Both DeBernardo and Martin also said that the document was remarkable as much because of what it left out as what it said. Martin wrote, “Nowhere in the document are such terms as ‘intrinsically disordered,’ ‘objectively disordered,’ or even the idea of ‘disinterested friendships’ among gays and lesbians, which was used just recently.”

“Clearly Pope Francis’s call for openness at the beginning of the Synod has allowed the bishops to listen carefully, to speak their minds and to be open to new ways of thinking,” Martin wrote.  
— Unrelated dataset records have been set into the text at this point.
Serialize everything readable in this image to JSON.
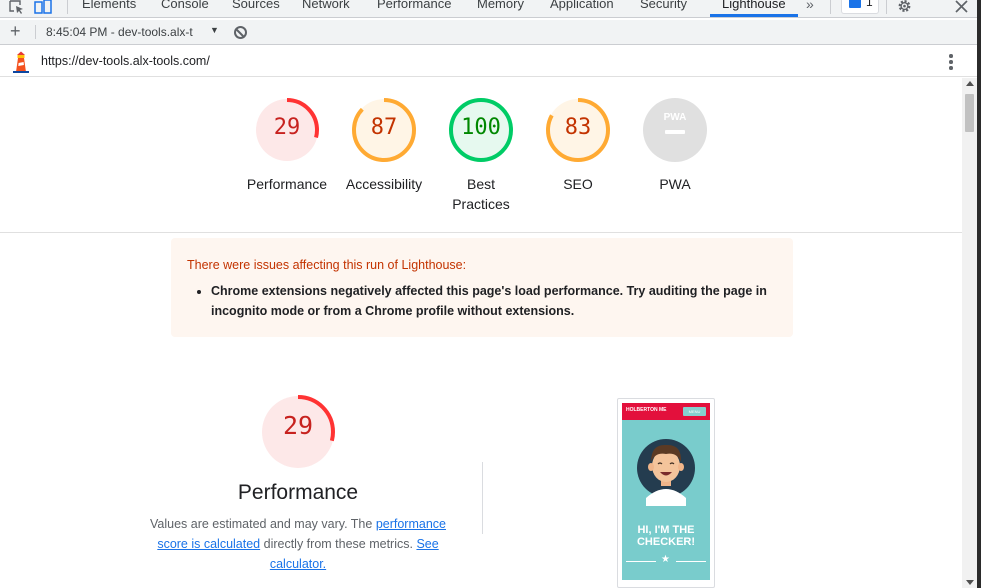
{
  "tabs": [
    {
      "label": "Elements"
    },
    {
      "label": "Console"
    },
    {
      "label": "Sources"
    },
    {
      "label": "Network"
    },
    {
      "label": "Performance"
    },
    {
      "label": "Memory"
    },
    {
      "label": "Application"
    },
    {
      "label": "Security"
    },
    {
      "label": "Lighthouse",
      "active": true
    }
  ],
  "more_tabs": "»",
  "issues_count": "1",
  "toolbar": {
    "add": "+",
    "report": "8:45:04 PM - dev-tools.alx-t",
    "caret": "▼"
  },
  "url": "https://dev-tools.alx-tools.com/",
  "gauges": [
    {
      "score": "29",
      "label": "Performance",
      "value": 0.29,
      "status": "fail"
    },
    {
      "score": "87",
      "label": "Accessibility",
      "value": 0.87,
      "status": "average"
    },
    {
      "score": "100",
      "label": "Best Practices",
      "value": 1.0,
      "status": "pass"
    },
    {
      "score": "83",
      "label": "SEO",
      "value": 0.83,
      "status": "average"
    },
    {
      "score": "",
      "label": "PWA",
      "value": 0,
      "status": "pwa"
    }
  ],
  "pwa_badge_text": "PWA",
  "warning": {
    "title": "There were issues affecting this run of Lighthouse:",
    "items": [
      "Chrome extensions negatively affected this page's load performance. Try auditing the page in incognito mode or from a Chrome profile without extensions."
    ]
  },
  "performance": {
    "score": "29",
    "value": 0.29,
    "title": "Performance",
    "desc_prefix": "Values are estimated and may vary. The ",
    "link1": "performance score is calculated",
    "desc_mid": " directly from these metrics. ",
    "link2": "See calculator."
  },
  "screenshot": {
    "brand": "HOLBERTON ME",
    "menu": "MENU",
    "headline_line1": "HI, I'M THE",
    "headline_line2": "CHECKER!",
    "star": "★"
  },
  "colors": {
    "fail": "#ff3333",
    "fail_text": "#c7221f",
    "fail_bg": "#fde8e8",
    "average": "#ffaa33",
    "average_text": "#c33300",
    "average_bg": "#fff5e6",
    "pass": "#00cc66",
    "pass_text": "#008800",
    "pass_bg": "#e6f9ef",
    "pwa_bg": "#e0e0e0",
    "accent": "#1a73e8"
  }
}
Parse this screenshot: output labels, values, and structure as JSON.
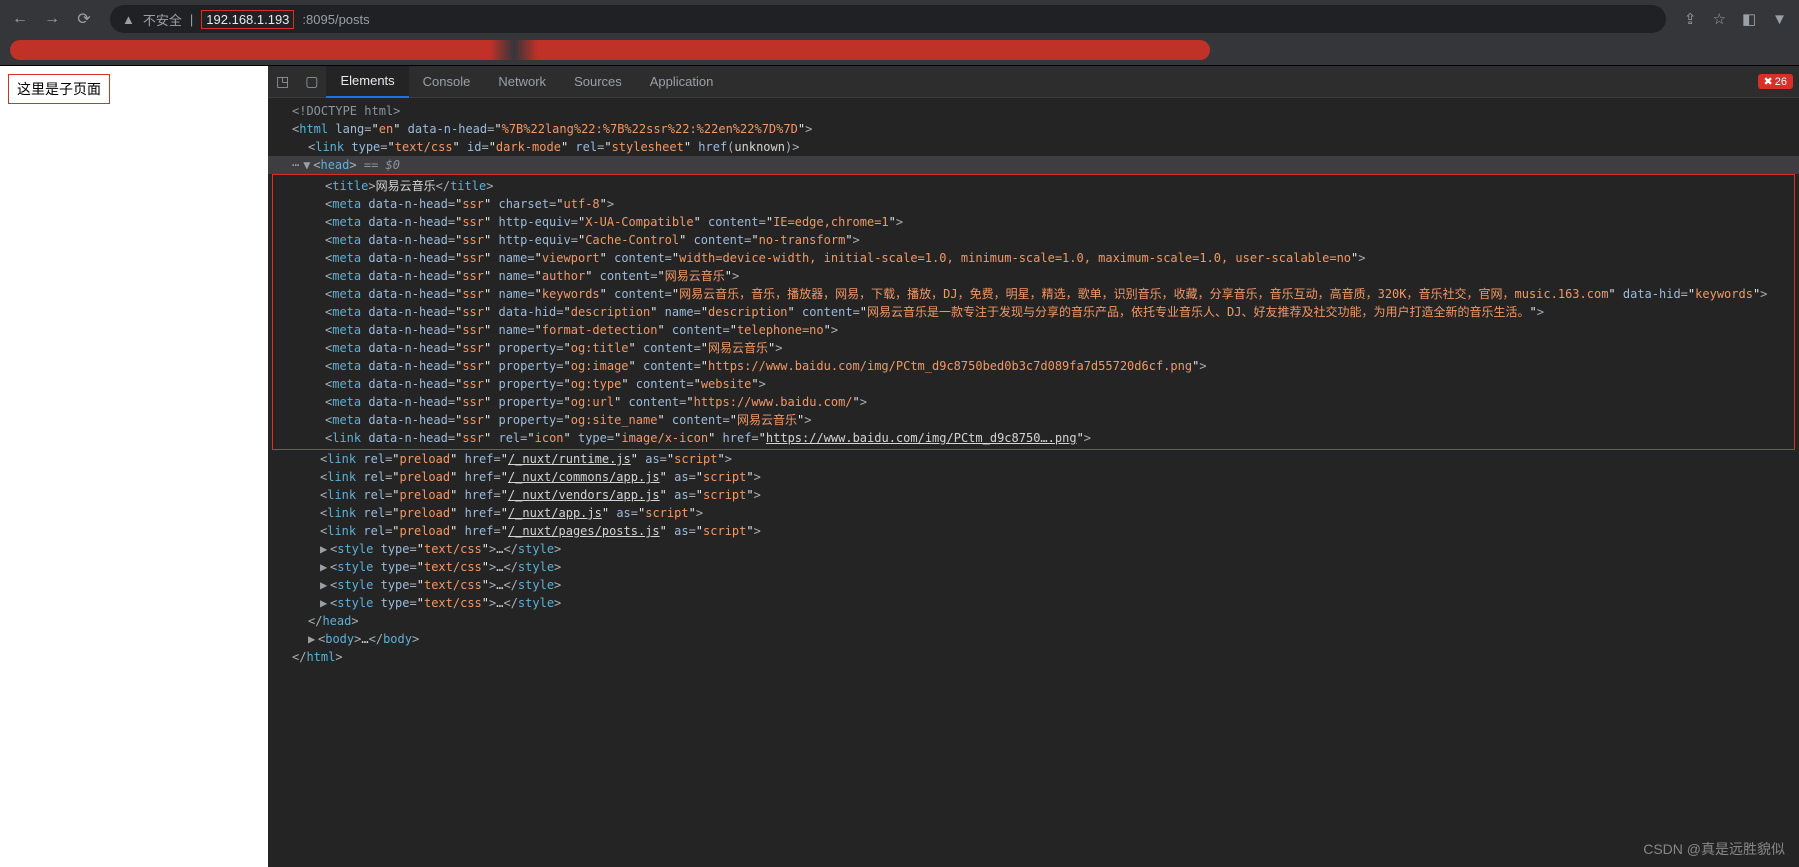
{
  "browser": {
    "security_label": "不安全",
    "url_host": "192.168.1.193",
    "url_port_path": ":8095/posts"
  },
  "page": {
    "content_label": "这里是子页面"
  },
  "devtools": {
    "tabs": {
      "elements": "Elements",
      "console": "Console",
      "network": "Network",
      "sources": "Sources",
      "application": "Application"
    },
    "error_count": "26"
  },
  "code": {
    "doctype": "<!DOCTYPE html>",
    "html_open": {
      "lang": "en",
      "data_n_head": "%7B%22lang%22:%7B%22ssr%22:%22en%22%7D%7D"
    },
    "link_dark": {
      "type": "text/css",
      "id": "dark-mode",
      "rel": "stylesheet",
      "href_text": "unknown"
    },
    "head_selector": " == $0",
    "title": "网易云音乐",
    "meta1": {
      "charset": "utf-8"
    },
    "meta2": {
      "http_equiv": "X-UA-Compatible",
      "content": "IE=edge,chrome=1"
    },
    "meta3": {
      "http_equiv": "Cache-Control",
      "content": "no-transform"
    },
    "meta4": {
      "name": "viewport",
      "content": "width=device-width, initial-scale=1.0, minimum-scale=1.0, maximum-scale=1.0, user-scalable=no"
    },
    "meta5": {
      "name": "author",
      "content": "网易云音乐"
    },
    "meta6": {
      "name": "keywords",
      "content": "网易云音乐，音乐，播放器，网易，下载，播放，DJ，免费，明星，精选，歌单，识别音乐，收藏，分享音乐，音乐互动，高音质，320K，音乐社交，官网，music.163.com",
      "hid": "keywords"
    },
    "meta7": {
      "hid": "description",
      "name": "description",
      "content": "网易云音乐是一款专注于发现与分享的音乐产品，依托专业音乐人、DJ、好友推荐及社交功能，为用户打造全新的音乐生活。"
    },
    "meta8": {
      "name": "format-detection",
      "content": "telephone=no"
    },
    "meta9": {
      "property": "og:title",
      "content": "网易云音乐"
    },
    "meta10": {
      "property": "og:image",
      "content": "https://www.baidu.com/img/PCtm_d9c8750bed0b3c7d089fa7d55720d6cf.png"
    },
    "meta11": {
      "property": "og:type",
      "content": "website"
    },
    "meta12": {
      "property": "og:url",
      "content": "https://www.baidu.com/"
    },
    "meta13": {
      "property": "og:site_name",
      "content": "网易云音乐"
    },
    "link_icon": {
      "rel": "icon",
      "type": "image/x-icon",
      "href": "https://www.baidu.com/img/PCtm_d9c8750….png"
    },
    "preload1": {
      "href": "/_nuxt/runtime.js"
    },
    "preload2": {
      "href": "/_nuxt/commons/app.js"
    },
    "preload3": {
      "href": "/_nuxt/vendors/app.js"
    },
    "preload4": {
      "href": "/_nuxt/app.js"
    },
    "preload5": {
      "href": "/_nuxt/pages/posts.js"
    },
    "style_type": "text/css"
  },
  "watermark": "CSDN @真是远胜貌似"
}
DeBernardo commented, “there is no vicious condemnation of [same-sex unions] as previous hierarchical statements have. We don’t see the gloom and doom and apocalyptic horror that Pope John Paul II and Pope Benedict XVI and their followers have foretold because of the advent of same-gender marriages.”

Human Rights Campaign, the largest homosexualist advocacy and lobbying group the United States, called the relatio “potentially ground-breaking” and also noted that in a first for any Vatican document, it “referred to LGBT couples as ‘partners’ instead of sinners.”

“For the LGBT Catholics in the United States and around the world, this new document is a light in the darkness—a dramatic new tone from a Church hierarchy that has long denied the very existence of committed and loving gay and lesbian partnerships,” Human Rights Campaign President Chad Griffin said.

Terrence Weldon, an organizer of the notorious Soho “Gay” Masses in London and an activist working to force acceptance of homosexuality in the Catholic Church, also mentioned the absence of the traditional theological language in the document on his blog Queering the Church.

“It now seems possible that the anticipated change could be substantially greater than most observers had anticipated,” Weldon wrote. “Consider not only the specific words in the text above, but also what was NOT said. For example, it is stated that the Church cannot accept gay marriage, but there is no condemnation of civil unions, or of same–sex relationships in general, nor is gay marriage listed in the opening description of threats to the family.”

Another US organization working to push acceptance of homosexuality onto the Catholic Church, Dignity USA, said in a press statement, “The tone in this midterm report is remarkably different from preliminary documents prior to the Extraordinary Synod.”

Dignity USA’s Executive Director, Marianne Duddy-Burke, commented, “Those were marked by a sense of frustration with how Church teachings were not being well-received or followed in today’s world. This report has more of a sense of humility, and an emphasis on meeting people where they are at. It is much more pastoral.”

Michael Sean Winters of the far-left National Catholic Reporter newspaper, said it was in line with work from the US Conference of Catholic Bishops and their 1997 document, “Always Our Children.”

Winters wrote, “Then, it seemed like the conference took two steps – maybe a dozen steps – back from their own document in the past decade or so as the shape of the conference changed. In any event, the times they are a changin’ and it feels great.”